The Worldwide web can be thought of as a database, albeit one spread across millions of independent computing systems. Web browsers "process" this data one page at a time, while web crawlers and other software provide the equivalent of database indexes to support search and other activities.

[edit] Models

Main article: Database model

[edit] Post-relational database models

Products offering a more general data model than the relational model are sometimes classified as post-relational.[3] Alternate terms include "hybrid database", "Object-enhanced RDBMS" and others. The data model in such products incorporates relations but is not constrained by E.F. Codd's Information Principle, which requires that

all information in the database must be cast explicitly in terms of values in relations and in no other way[4]

Some of these extensions to the relational model integrate concepts from technologies that pre-date the relational model. For example, they allow representation of a directed graph with trees on the nodes.

Some post-relational products extend relational systems with non-relational features.

Others arrived in much the same place by adding relational features to pre-relational systems. Paradoxically, this allows products that are historically pre-relational, such as PICK and MUMPS, to make a plausible claim to be post-relational.

[edit] Object database models

Main article: Object database

In recent years, the object-oriented paradigm has been applied in areas such as

engineering and spatial databases, telecommunications and in various scientific domains.
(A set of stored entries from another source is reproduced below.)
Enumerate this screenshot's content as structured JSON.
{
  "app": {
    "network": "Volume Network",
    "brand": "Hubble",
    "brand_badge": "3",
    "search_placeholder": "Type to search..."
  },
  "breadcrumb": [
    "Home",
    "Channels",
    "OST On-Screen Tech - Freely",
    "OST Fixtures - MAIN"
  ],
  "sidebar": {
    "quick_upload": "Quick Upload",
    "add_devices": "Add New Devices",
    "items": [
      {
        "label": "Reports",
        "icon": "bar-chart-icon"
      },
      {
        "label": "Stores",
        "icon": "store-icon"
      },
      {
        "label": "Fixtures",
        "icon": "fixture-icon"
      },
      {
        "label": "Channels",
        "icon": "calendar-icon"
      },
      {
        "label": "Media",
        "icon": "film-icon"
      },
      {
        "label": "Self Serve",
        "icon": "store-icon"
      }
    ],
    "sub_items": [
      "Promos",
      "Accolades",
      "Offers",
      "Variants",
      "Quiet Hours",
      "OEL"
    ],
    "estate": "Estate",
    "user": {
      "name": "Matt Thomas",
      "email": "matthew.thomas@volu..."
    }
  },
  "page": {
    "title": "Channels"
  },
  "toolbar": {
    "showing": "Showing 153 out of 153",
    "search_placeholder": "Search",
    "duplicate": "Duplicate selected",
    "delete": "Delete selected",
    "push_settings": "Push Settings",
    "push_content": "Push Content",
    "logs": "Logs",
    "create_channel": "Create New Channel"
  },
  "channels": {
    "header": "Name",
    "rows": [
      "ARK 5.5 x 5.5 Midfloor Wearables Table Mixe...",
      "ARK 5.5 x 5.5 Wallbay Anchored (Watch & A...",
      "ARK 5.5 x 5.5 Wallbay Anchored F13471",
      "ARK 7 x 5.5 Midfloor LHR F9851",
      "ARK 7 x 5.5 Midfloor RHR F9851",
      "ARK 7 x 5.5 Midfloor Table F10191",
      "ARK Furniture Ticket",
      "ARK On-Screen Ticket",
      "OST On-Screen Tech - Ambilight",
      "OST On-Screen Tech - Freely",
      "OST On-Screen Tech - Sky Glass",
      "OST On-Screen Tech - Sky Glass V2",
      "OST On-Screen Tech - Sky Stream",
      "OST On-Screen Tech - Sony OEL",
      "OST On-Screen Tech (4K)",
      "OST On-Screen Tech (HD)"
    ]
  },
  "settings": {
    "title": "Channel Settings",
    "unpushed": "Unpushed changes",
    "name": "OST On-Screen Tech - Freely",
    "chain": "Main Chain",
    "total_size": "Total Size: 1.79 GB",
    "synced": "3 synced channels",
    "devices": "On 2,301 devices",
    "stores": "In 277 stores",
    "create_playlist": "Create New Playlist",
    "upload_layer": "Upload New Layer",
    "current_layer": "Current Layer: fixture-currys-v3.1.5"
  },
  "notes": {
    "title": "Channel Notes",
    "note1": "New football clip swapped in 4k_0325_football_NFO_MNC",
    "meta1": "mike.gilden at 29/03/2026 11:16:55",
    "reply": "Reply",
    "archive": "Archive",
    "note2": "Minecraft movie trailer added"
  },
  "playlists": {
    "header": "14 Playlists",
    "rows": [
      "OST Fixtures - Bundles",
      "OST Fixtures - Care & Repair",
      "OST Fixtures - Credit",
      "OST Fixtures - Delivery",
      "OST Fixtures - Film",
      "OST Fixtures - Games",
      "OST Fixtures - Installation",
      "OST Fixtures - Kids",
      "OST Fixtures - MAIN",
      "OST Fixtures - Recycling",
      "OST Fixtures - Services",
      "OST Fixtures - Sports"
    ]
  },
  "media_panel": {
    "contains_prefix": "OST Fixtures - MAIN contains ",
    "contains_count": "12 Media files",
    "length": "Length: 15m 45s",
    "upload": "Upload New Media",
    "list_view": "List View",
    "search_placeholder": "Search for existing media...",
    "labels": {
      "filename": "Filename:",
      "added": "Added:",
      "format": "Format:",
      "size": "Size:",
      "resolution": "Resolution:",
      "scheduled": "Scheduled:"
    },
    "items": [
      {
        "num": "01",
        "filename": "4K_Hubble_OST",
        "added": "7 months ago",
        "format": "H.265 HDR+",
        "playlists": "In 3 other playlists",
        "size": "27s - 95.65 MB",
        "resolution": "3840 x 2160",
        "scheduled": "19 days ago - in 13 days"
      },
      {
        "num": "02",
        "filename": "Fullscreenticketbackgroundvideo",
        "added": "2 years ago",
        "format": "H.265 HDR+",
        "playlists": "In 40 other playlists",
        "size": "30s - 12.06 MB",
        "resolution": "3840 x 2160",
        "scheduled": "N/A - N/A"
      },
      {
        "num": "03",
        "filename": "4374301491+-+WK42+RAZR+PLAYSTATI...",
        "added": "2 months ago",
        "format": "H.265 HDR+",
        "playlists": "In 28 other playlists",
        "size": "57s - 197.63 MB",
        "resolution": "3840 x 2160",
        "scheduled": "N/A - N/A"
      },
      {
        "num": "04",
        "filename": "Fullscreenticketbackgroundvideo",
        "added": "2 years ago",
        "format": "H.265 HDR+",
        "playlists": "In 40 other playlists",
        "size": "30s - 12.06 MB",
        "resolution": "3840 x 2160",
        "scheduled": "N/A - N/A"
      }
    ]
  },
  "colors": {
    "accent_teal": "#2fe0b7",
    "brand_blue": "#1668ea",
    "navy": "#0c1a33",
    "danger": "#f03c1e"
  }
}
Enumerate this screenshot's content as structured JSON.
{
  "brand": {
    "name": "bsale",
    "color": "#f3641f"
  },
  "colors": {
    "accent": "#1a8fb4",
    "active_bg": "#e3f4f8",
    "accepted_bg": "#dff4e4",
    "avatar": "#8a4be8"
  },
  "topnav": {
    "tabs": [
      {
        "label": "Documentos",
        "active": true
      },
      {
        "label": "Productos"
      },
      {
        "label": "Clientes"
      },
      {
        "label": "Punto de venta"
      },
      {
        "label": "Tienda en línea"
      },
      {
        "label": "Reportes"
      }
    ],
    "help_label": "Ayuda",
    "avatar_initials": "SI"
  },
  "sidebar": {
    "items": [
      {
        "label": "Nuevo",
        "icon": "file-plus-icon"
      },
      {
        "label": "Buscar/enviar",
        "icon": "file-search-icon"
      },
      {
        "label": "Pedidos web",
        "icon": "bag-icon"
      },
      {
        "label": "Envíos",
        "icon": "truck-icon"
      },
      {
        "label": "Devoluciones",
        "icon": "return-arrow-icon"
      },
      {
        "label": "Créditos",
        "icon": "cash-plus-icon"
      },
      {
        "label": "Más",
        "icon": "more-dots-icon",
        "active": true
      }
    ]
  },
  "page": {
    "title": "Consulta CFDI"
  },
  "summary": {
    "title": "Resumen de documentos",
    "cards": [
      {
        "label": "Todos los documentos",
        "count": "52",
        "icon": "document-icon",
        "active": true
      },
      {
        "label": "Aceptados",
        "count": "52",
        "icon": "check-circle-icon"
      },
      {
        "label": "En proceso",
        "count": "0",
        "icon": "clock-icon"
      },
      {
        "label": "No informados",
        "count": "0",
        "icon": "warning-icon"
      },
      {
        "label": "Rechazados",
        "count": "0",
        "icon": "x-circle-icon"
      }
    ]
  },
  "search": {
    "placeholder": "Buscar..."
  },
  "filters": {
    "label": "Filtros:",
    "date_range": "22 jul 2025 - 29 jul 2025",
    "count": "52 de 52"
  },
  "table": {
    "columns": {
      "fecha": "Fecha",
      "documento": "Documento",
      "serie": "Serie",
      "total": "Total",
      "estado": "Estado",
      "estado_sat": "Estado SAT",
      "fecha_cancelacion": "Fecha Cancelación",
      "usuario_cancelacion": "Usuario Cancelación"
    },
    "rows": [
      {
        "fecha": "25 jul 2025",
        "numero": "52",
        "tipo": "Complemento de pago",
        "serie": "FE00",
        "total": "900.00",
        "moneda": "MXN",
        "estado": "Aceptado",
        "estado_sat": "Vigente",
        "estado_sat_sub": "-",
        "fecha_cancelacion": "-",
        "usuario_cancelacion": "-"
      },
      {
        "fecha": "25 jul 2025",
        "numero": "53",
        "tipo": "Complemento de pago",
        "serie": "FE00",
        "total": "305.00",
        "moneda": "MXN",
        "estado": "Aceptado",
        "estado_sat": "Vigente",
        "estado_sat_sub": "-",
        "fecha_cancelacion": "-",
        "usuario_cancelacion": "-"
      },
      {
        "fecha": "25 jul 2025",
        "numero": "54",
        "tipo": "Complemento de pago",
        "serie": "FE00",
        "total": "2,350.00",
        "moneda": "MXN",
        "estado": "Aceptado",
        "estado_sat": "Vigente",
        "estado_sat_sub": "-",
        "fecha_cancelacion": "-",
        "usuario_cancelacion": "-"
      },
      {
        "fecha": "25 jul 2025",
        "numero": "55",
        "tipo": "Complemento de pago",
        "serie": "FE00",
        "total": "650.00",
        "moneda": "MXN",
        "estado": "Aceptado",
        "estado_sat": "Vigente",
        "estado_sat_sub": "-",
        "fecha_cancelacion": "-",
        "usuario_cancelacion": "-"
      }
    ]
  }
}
The conglomeration of object oriented programming and database technology led to this new kind of database. These databases attempt to bring the database world and the application-programming world closer together, in particular by ensuring that the database uses the same type system as the application program. This aims to avoid the overhead (sometimes referred to as the impedance mismatch) of converting information between its representation in the database (for example as rows in tables) and its

representation in the application program (typically as objects). At the same time, object databases attempt to introduce key ideas of object programming, such as encapsulation and polymorphism, into the world of databases.

A variety of these ways have been tried[by whom?] for storing objects in a database. Some products have approached the problem from the application-programming side, by making the objects manipulated by the program persistent. This also typically requires the addition of some kind of query language, since conventional programming languages do not provide language-level functionality for finding objects based on their information content. Others[which?] have attacked the problem from the database end, by defining an object-oriented data model for the database, and defining a database programming language that allows full programming capabilities as well as traditional query facilities.